Last December, Singapore’s Keppel Offshore & ­Marine was fined more than $400m to settle corruption charges in Brazil.

Former ENI CEO Claudio Descalzi Photo: ENI

Vincent Bollore, the billionaire ports and former shipping investor, was temporarily held for questioning this year over bribery allegations arising from the award of container terminal contracts in Lome, Togo, and Conakry, Guinea.
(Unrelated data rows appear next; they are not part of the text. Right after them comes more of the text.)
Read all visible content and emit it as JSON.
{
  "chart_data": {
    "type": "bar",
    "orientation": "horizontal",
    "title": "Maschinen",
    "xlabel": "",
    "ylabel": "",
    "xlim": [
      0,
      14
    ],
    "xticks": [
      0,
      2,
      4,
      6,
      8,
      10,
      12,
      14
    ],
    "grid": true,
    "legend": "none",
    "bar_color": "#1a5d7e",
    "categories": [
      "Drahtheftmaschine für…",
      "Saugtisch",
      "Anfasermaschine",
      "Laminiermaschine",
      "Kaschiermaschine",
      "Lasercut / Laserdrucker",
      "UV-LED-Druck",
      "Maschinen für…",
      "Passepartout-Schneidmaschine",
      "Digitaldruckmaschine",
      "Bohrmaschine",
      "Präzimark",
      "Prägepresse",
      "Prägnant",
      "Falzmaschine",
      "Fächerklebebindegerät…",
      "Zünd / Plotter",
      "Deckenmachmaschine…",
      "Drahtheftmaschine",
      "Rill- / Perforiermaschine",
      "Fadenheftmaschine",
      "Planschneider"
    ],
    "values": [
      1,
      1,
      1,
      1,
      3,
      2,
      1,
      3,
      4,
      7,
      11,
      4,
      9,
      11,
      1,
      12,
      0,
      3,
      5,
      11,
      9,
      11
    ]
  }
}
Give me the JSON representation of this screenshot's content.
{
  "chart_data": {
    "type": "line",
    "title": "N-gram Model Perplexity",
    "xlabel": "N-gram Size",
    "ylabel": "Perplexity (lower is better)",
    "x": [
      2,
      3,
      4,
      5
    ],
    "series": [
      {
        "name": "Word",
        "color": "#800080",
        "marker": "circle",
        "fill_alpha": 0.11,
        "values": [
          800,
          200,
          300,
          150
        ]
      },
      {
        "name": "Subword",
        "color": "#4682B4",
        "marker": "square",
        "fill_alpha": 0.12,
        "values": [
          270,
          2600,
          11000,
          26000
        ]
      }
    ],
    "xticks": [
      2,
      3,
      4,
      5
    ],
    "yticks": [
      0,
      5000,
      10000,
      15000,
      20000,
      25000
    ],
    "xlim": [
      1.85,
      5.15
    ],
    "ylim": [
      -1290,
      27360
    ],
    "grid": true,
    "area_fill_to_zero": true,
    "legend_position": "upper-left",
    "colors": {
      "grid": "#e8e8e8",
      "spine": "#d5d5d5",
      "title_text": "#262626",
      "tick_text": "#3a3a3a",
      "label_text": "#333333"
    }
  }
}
Bollore strongly protests his ­innocence.

Some of these cases involve countries with weak judicial and governance structures, restrictions on the media and, in several instances, a sudden influx of oil wealth.

But plenty of other examples of graft that will be well known to people in shipping don’t involve oil or poorer nations. Who has not seen cartons of cigarettes changing hands to massage the palm of a difficult port official, or heard about the use of a “magic pipe” to remove waste cheaply from a ship, never mind bungs to ­secure big contracts.

Malcolm Brinded, former head of upstream at Shell Photo: BHP

You will remember the comments made in TradeWinds’ magazine TW+ in February by retired British sea captain Michael Lloyd, who had worked on bulkers, boxships and offshore vessels for half a century. He said no one inside the industry really wanted to discuss the issue, and claimed corruption was pervasive at all levels.

It is clear that public tolerance of these kinds of bad practices, which ultimately raise the cost of trade, is falling. Corporate reputations can be damaged overnight and commercial credibility quickly tarnished.

A raft of financial scandals — from Enron to Lehman Brothers to manipulation by big banks of the benchmark Libor rate — have led to a tightening of international regulations around financial and commodity markets.

Initiatives closer to home include the programmes run by the Maritime Anti-Corruption Network. A new code of conduct is being drawn up at the Baltic ­Exchange to raise standards in the shipping markets.

Then there is the OECD Anti-Bribery Convention, which is meant to reduce bad behaviour inside member countries. Yet a report just published by anti-­corruption organisation Transparency International finds OECD governments have quite different standards on corruption.

Anthony Mace received a three-year sentence Photo: SMB Offshore

Only 11 of the world’s 44 biggest exporting ­nations conduct “active or moderate” enforcement against their companies bribing abroad, Transparency International claims.

The leading nations that do work hard include ­Germany, Italy, Norway and the US — and Brazil, now seemingly hot on the subject after the Car Wash scandal ended with a national president in jail.

Yet the world’s biggest exporter, China, along with India and Singapore remain outside of the OECD ­convention, although they are parties to the United Nations Convention against Corruption, for what that is worth.

Transparency International concludes that more than half of world exports potentially have no proper anti-corruption safeguards.

Many observers believe that without stronger ­government-backed commitments globally, the centuries-­old corruption problems will remain.

The SBM jailings show the sheriff can catch up with you in the US, Italy and France, but some parts of the world still look like the Wild West.